You know what they told us, when we asked? They told us about how they wished for … well … this is hard to pin down …. But they wanted beauty and meaning in their lives
As one of the lead consultants said, as a community, we do a decent job of keeping our most vulnerable citizens alive. We just don’t give them reasons to live.
Elizabeth Turnbull and others in our community use art and dance and hip hop and beats and symphonies and theatre and comedy … as a way to remind us that life is about the experience of creating … and enjoying others’ creations.
Such things give us joy … and hope.
The other reason I’m hopeful is I see signs of a tipping point. Historically, we didn’t talk about suicide, which was considered in many faith traditions as an unforgiveable sin.
Because we didn’t talk about it, we perpetuated the shame and stigma — AND we showed our children that they could not speak openly about it, if they were having morbid thoughts.
The death that dared not speak its name is now being spoken about. I was invited to speak earlier this week at a vigil near the High Level Bridge on World Suicide Prevention Day.
There were three times as many people this year as there were at the event two years ago.
Two weeks ago I was at a funeral service for a City of Edmonton firefighter, Marc Renaud, a remarkable young man who took his own life.
He was 29 years old. By all accounts well liked by his mates and dearly loved by his mom, dad and siblings.
After one call, Marc began suffering post-traumatic stress disorder. During his struggle, he made the courageous decision to go into the station and talk to his platoon.
We were told that it was a powerful time for Marc and his work mates. A turning point, maybe.
Yet Marc later took his own life, leaving his parents, siblings and the City of Edmonton community in shock and grief.
Marc’s funeral service was terribly sad. Yet it was also liberating and uplifting. I was not expecting the Catholic ceremony to acknowledge how Marc died.
Not only did the priest talk about suicide, he described it in spiritual terms as akin to an emotional heart attack, or emotional stroke.
The priest washed away, as best he could, the shame and stigma that has marked suicide historically.
He also implored people to give up self blame — the haunting, self critical and internal dialogue about how they should have done something to save their loved one.
I wish I could give that gift of absolution to Rachael Putt and her husband Craig. Craig’s mom died about a year ago of suicide.
Rachael worked in my office and is a beautiful, loving, caring, bright and funny woman. She was close to her mother in law, also named Elizabeth.

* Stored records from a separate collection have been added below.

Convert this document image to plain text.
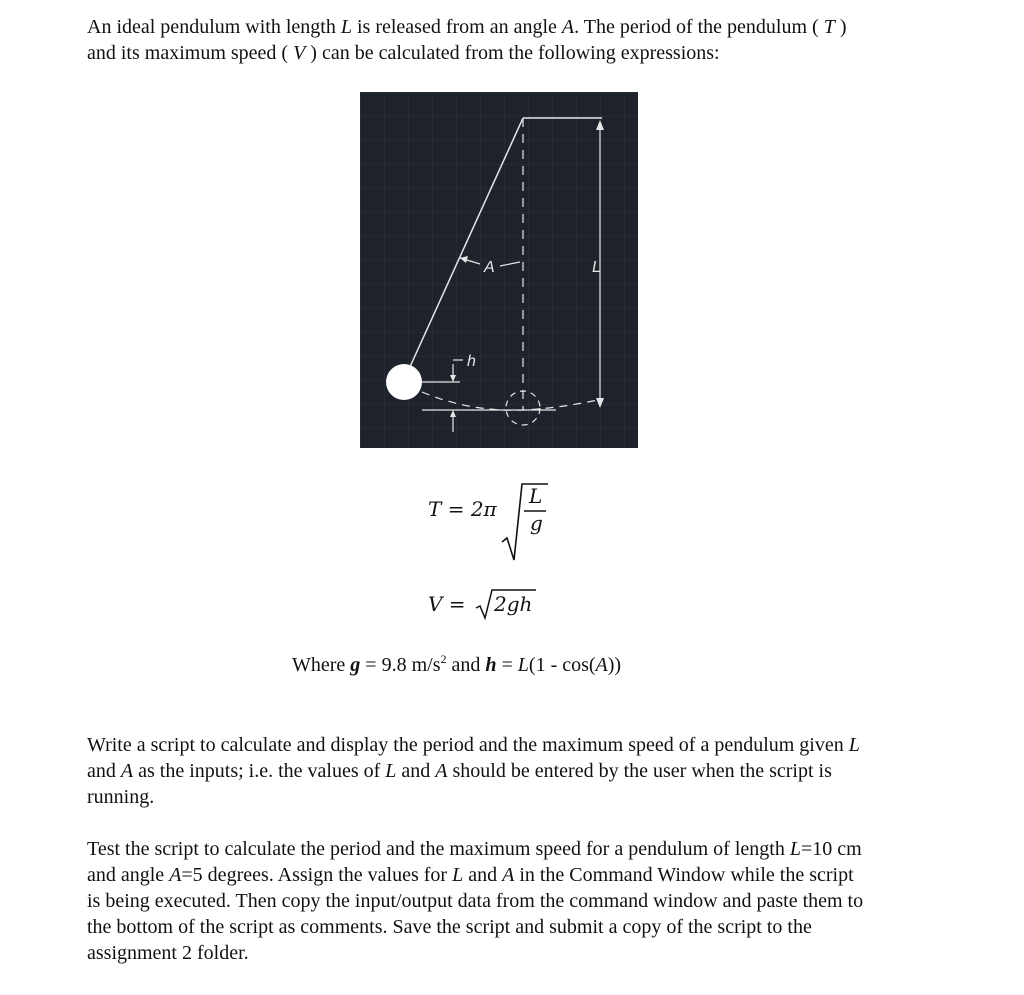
An ideal pendulum with length L is released from an angle A. The period of the pendulum ( T )
and its maximum speed ( V ) can be calculated from the following expressions:
h
A	L
T = 2π
L
g
V = 2gh
Where g = 9.8 $m/s^2$ and h = L(1 - cos(A))
Write a script to calculate and display the period and the maximum speed of a pendulum given L
and A as the inputs; i.e. the values of L and A should be entered by the user when the script is
running.
Test the script to calculate the period and the maximum speed for a pendulum of length L=10 cm
and angle A=5 degrees. Assign the values for L and A in the Command Window while the script
is being executed. Then copy the input/output data from the command window and paste them to
the bottom of the script as comments. Save the script and submit a copy of the script to the
assignment 2 folder.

Craig is a dynamic and brilliant young man, who like his wife, is devoted to helping the most vulnerable people in our community.
Craig and his dad made a courageous decision to talk openly at Elizabeth’s memorial service about mental illness and suicide. We were all clear on that day about how Elizabeth died.
Yes, there were many tears of grief and, I expect, some of anger. Our emotions are just emotions. How could we not also be angry with someone who unilaterally decided to leave our lives.
I spoke that day. But it was Craig who captured the room with his tribute to his mom and his regret about how we lose wonderful people to suicide.
Craig and Rachael … Marc Renaud’s family … the organizers of the Bridge of Life vigil … Elizabeth Turnbull.
It is their courageous, inspiring leadership that gives me hope. That we can talk openly, honestly and maturely about suicide.
And in doing so, we will not only save lives, but change our view of community … and what it means to be alive and part of one.